Glass wall. Anne, meanwhile, fought a different battle. When she felt God calling her, at the age of 40, to a national Bible-teaching ministry (she prefers "teacher" over "preacher"), she bumped into strong and sometimes rude resistance from some in her Southern Baptist denomination who contend that the Bible–particularly the writings of St. Paul–bars women from the pulpit and other positions of authority in the church. At one gathering of ministers, she recalls, men in the audience turned their backs on her when she got up to speak. "It was like a glass wall went up, and I could just feel the hostility," she says. After the incident, she went home and studied the Bible and prayed. "I felt God was telling me, 'You're not accountable to your audience; you're accountable to me. Keep your focus on me.' . . . So it's their problem if they don't want a woman in the pulpit. I'm not going to give an account to the Southern Baptist hierarchy for my ministry." Even so, she says, she tries to keep her message geared mainly to women, the vast majority of her audiences at the gatherings she calls "Just-Give-Me-Jesus revivals," aimed, she says, at drawing Christian believers into a "deeper walk with the Lord." It is a ministry different from those of her father and brother, she says, who attempt to make converts of nonbelievers.

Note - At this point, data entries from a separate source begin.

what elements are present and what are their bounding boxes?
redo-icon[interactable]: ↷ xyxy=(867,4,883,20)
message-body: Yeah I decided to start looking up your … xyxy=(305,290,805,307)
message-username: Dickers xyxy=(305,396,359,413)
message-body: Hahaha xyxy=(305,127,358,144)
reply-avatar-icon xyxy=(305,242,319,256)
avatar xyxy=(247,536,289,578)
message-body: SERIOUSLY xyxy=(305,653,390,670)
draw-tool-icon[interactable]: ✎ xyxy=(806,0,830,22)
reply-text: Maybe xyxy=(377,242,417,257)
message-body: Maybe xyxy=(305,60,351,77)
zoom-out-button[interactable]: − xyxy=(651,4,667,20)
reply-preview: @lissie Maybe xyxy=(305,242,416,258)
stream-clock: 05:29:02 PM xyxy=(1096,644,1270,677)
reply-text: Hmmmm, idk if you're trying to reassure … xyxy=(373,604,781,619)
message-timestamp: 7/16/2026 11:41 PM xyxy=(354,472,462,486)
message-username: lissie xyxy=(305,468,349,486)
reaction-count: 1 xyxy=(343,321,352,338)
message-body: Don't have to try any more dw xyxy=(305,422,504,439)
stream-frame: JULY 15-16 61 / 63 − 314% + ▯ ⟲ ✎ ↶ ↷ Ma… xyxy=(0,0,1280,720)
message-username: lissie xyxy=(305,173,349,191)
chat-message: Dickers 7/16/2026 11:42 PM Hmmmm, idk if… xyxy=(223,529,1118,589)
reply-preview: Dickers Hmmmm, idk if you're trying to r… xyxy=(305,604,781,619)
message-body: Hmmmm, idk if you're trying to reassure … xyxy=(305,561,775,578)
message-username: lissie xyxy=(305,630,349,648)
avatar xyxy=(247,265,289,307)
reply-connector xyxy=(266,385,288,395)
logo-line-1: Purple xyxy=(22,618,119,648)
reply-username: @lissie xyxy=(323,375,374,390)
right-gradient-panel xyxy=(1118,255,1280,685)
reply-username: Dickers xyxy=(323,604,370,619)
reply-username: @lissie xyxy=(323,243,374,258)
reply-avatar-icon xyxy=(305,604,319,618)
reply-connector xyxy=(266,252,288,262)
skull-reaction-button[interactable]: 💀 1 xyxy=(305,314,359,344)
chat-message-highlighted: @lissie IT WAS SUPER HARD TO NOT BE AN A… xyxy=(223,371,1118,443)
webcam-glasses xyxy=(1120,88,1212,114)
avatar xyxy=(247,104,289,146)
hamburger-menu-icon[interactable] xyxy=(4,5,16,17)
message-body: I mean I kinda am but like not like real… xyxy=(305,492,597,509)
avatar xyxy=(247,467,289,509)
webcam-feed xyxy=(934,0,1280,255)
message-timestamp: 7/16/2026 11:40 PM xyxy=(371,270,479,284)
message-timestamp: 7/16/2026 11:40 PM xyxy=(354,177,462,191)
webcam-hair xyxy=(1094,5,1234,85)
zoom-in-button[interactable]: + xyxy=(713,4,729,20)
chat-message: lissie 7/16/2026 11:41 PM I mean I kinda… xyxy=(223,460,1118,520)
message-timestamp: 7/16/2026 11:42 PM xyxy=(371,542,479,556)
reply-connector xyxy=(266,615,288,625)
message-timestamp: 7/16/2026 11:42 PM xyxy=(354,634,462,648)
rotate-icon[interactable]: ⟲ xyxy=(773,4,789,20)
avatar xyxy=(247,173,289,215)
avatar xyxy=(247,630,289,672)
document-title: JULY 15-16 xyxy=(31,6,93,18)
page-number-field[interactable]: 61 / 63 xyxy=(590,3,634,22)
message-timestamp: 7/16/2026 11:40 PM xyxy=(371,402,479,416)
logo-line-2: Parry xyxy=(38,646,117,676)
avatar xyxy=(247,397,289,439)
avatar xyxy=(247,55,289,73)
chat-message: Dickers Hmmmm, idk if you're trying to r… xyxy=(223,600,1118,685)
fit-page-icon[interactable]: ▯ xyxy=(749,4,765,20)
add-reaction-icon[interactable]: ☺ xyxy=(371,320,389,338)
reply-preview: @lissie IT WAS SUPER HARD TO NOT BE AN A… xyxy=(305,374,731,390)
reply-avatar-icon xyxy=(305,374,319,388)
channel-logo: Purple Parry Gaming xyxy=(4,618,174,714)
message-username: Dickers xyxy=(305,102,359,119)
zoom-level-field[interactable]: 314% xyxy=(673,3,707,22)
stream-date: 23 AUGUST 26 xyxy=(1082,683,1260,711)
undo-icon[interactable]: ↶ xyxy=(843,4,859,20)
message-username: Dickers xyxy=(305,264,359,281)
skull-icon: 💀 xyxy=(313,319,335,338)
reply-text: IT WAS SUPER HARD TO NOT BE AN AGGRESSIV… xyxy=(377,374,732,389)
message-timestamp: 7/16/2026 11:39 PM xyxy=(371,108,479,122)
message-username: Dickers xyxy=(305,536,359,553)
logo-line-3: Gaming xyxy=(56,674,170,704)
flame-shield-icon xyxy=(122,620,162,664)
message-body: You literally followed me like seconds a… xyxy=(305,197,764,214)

Both Franklin and Anne say they support each other's ministries but plan to keep their organizations separate and apart from their father's even after he is gone. In the meantime, while his own ministry winds down, Graham's organization is stepping up its efforts to ensure that his mission continues to flourish. "We are living in an age of great spiritual hunger," Graham said during a recent groundbreaking for a new headquarters in Charlotte, N.C., "and I believe that this place is going to be a center for proclaiming the gospel throughout the world." Under his son's leadership, Graham said, "we are developing a much larger and deeper vision for the future. . . . That could mean some of our best years are ahead of us." Already, during the past decade, his organization has held conferences in over 180 countries to recruit and equip evangelists to replicate his ministry. Such efforts are expected to multiply.
Not that Graham assumes he will see this come to pass. On that night in Dallas, he spoke of the death of a friend–and of his own mortality. "You can read the last chapter of the book of Ecclesiastes," he said. "It'll tell you exactly how you'll feel when you get old. . . . I have the same feelings described by the writer of that chapter. There's a loneliness, in a way. There's a certainty that in this life not many more days lie ahead–or months. But I'm not–I'd like to have nothing more except to go to heaven," he said, looking to an opening in the stadium roof. "I'm looking forward to it. I think there'll be a hole up there somewhere, and we'll go right out."